Jorge Cornell (right) in Greensboro about a month before his arrest.
Sentencing for nine Latin Kings and an associate tried as part of a criminal racketeering enterprise has been scheduled for the mid-August.

Jorge Cornell, inca, or leader, of the North Carolina Latin Kings from 2005 to 2011, along with his brother, Russell Kilfoil, are scheduled to be sentenced at the Hiram H. Ward federal building in downtown Winston-Salem on Aug. 14 at 10 a.m. Russell Kilfoil is also known as Jonathan Hernandez.

Cornell and Kilfoil were found guilty of racketeering by a federal jury in November 2012.

Ernesto Wilson, a Latin Kings associate who was convicted with Cornell and Kilfoil will be sentenced on Aug. 13 at 10 a.m. at the same location, along with Wesley Williams and Steaphan Acencio-Vasquez. Williams and Acencio-Vasquez pleaded guilty before the case went to trial, but did not testify.

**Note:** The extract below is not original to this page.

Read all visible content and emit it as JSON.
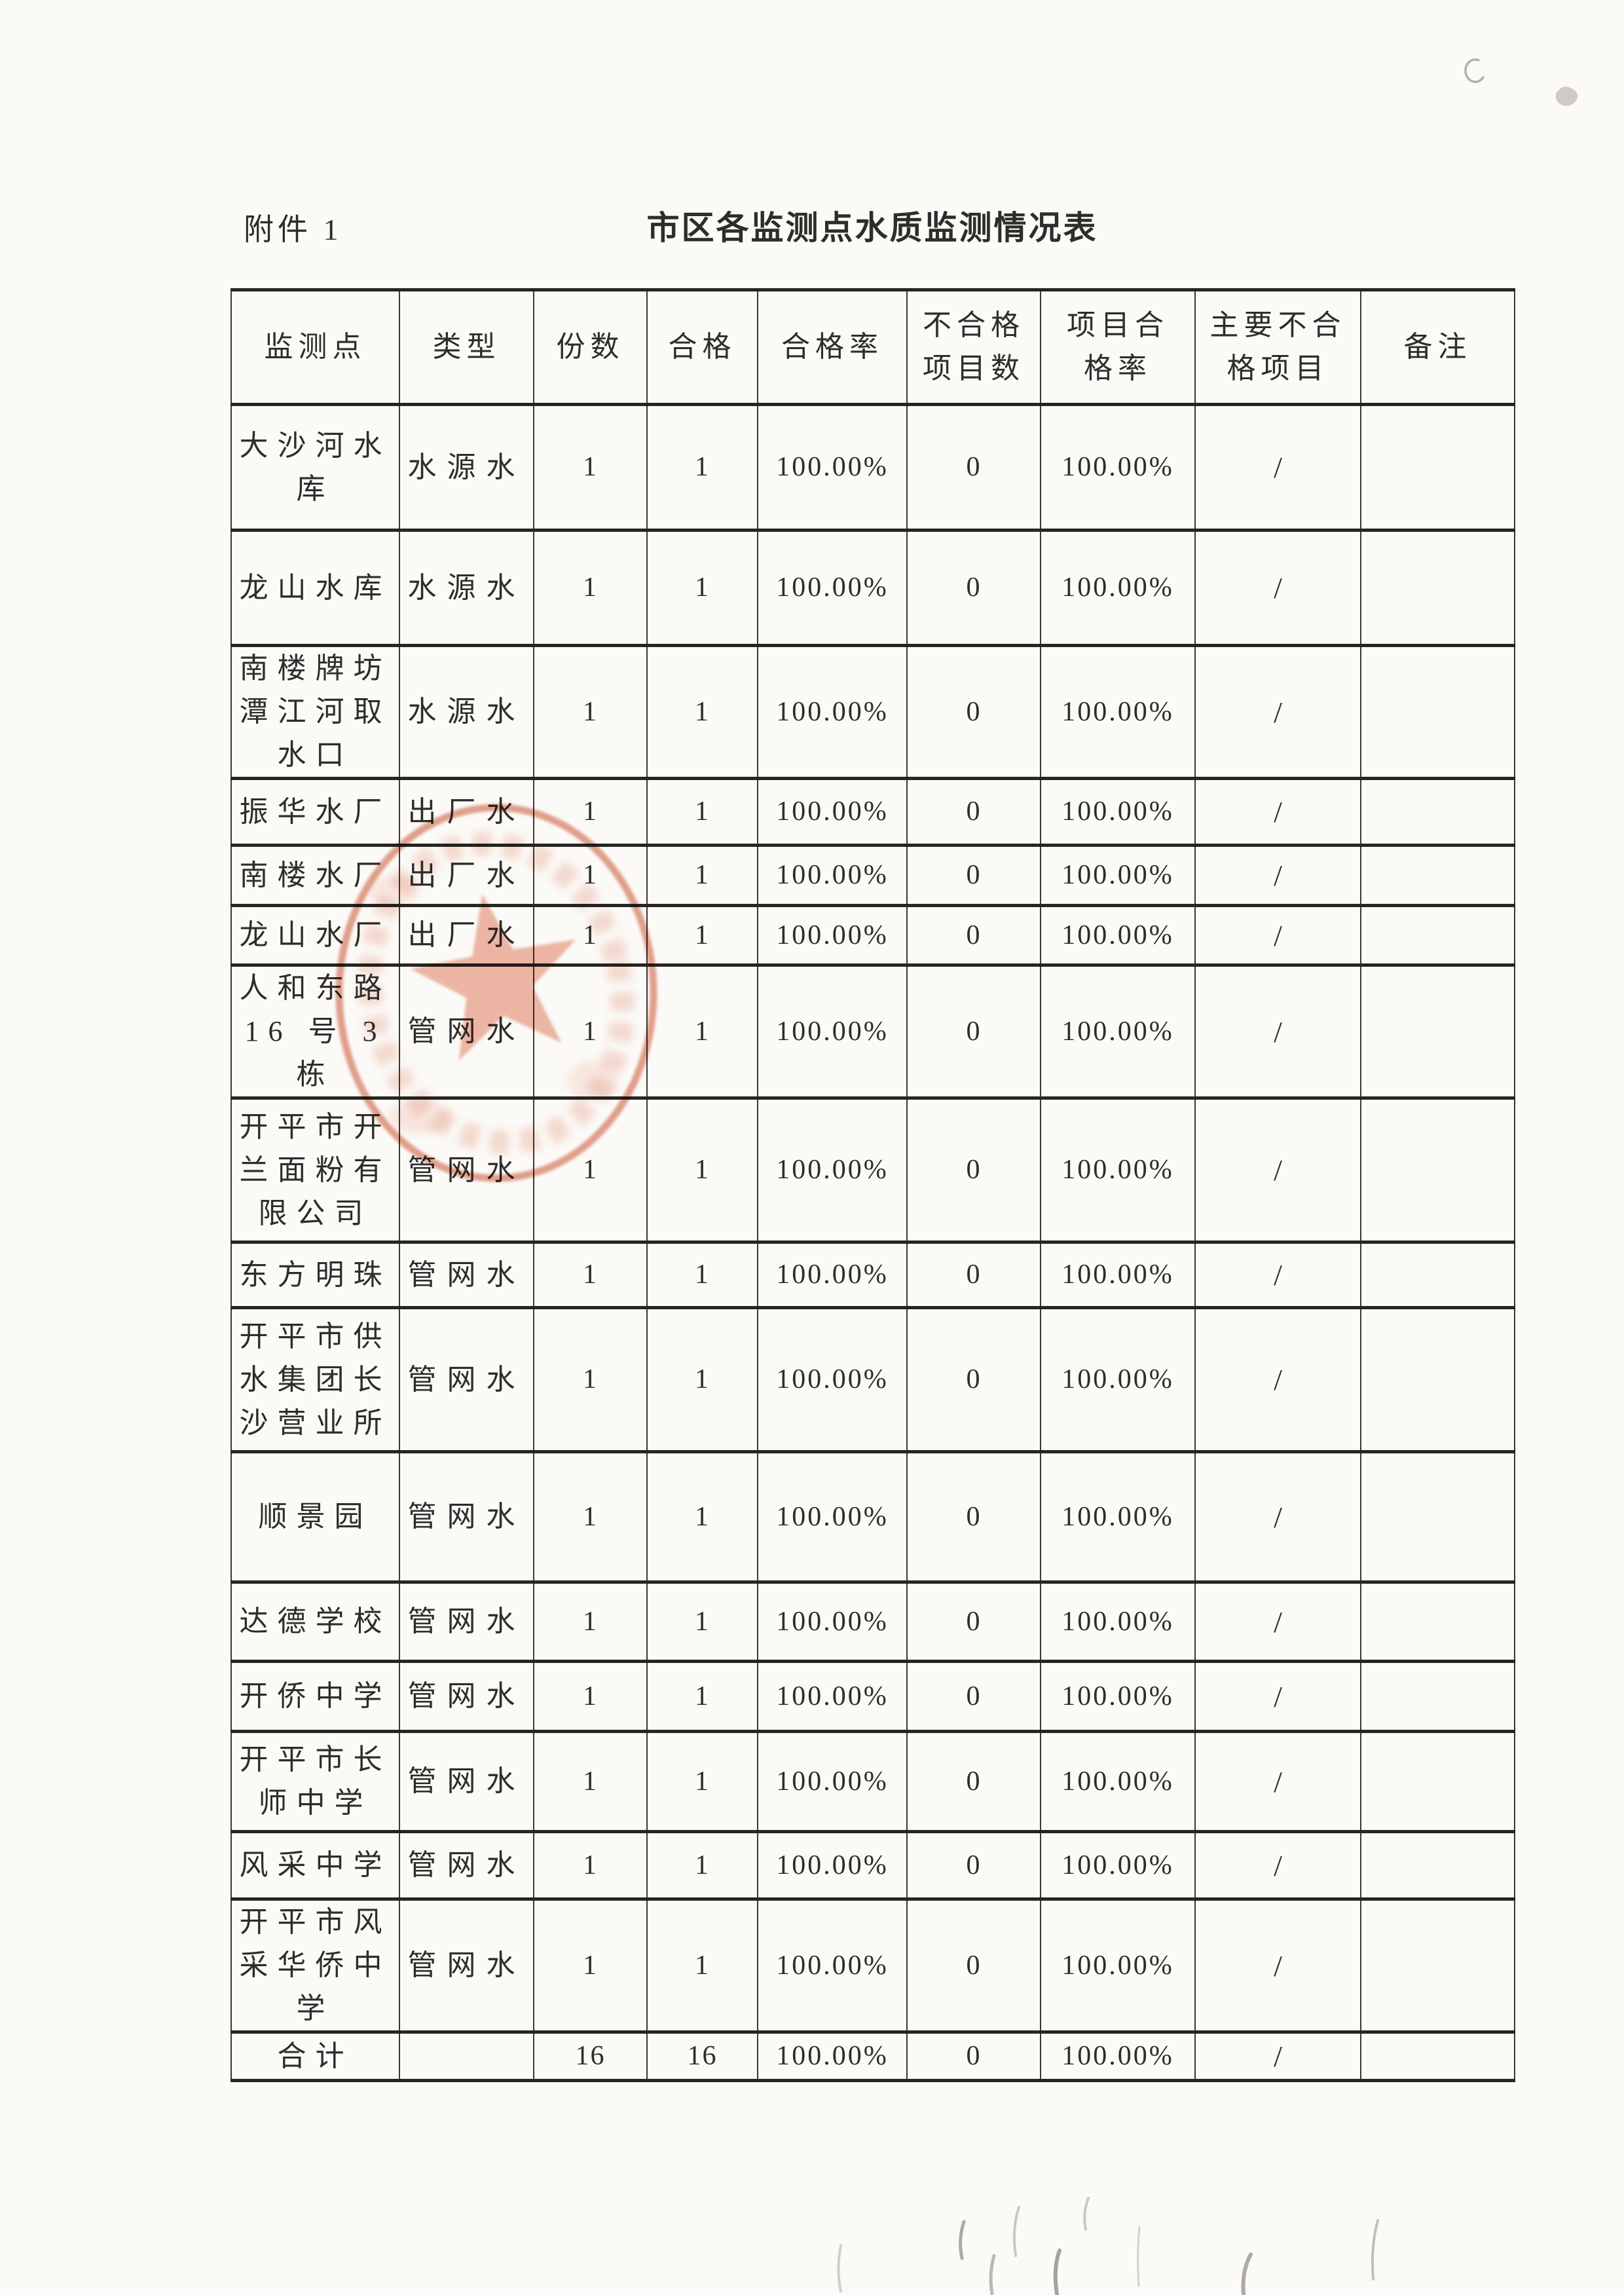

Four others, Jason Paul Yates, Marcelo Ysrael Perez, Luis Rosa, Richard Robinson and Charles Moore, will be sentenced on Aug. 15 at 10 a.m. at the federal court building. Yates, a rival of Cornell for leadership of the North Carolina Latin Kings, was to be tried separately because his original lawyer was not prepared to represent him with the other defendants. He subsequently pleaded guilty. Perez, Rosa, Robinson and Moore pleaded guilty and testified for the government.

Three other defendants, Samuel Velasquez, Irvin Vasquez and Randolph Kilfoil, who is also Cornell's younger brother, were acquitted by the jury at the conclusion of the 2012 trial. A racketeering charges against a fourth defendant, Carlos Coleman, was dismissed by US District Court Judge James A. Beaty Jr.

Cornell founded the North Carolina Latin Kings in Greensboro in 2005 after relocating from New York with his family three years earlier. As a member of the New York Latin Kings in the mid- to late 1990s, he was strongly influenced by Antonio Fernandez, a leader known as King Tone. Cornell later recounted that he received authorization from the national leadership of the Latin Kings in Chicago to start the North Carolina organization.

After going public to protest police harassment in 2008, the North Carolina Latin Kings under Cornell's leadership aligned themselves with an interracial group of pastors. Cornell made two unsuccessful bids for Greensboro City Council, and his organization remained a fixture on the city's social justice scene until a federal raid in December 2011 led to the jailing of most of the organization's membership.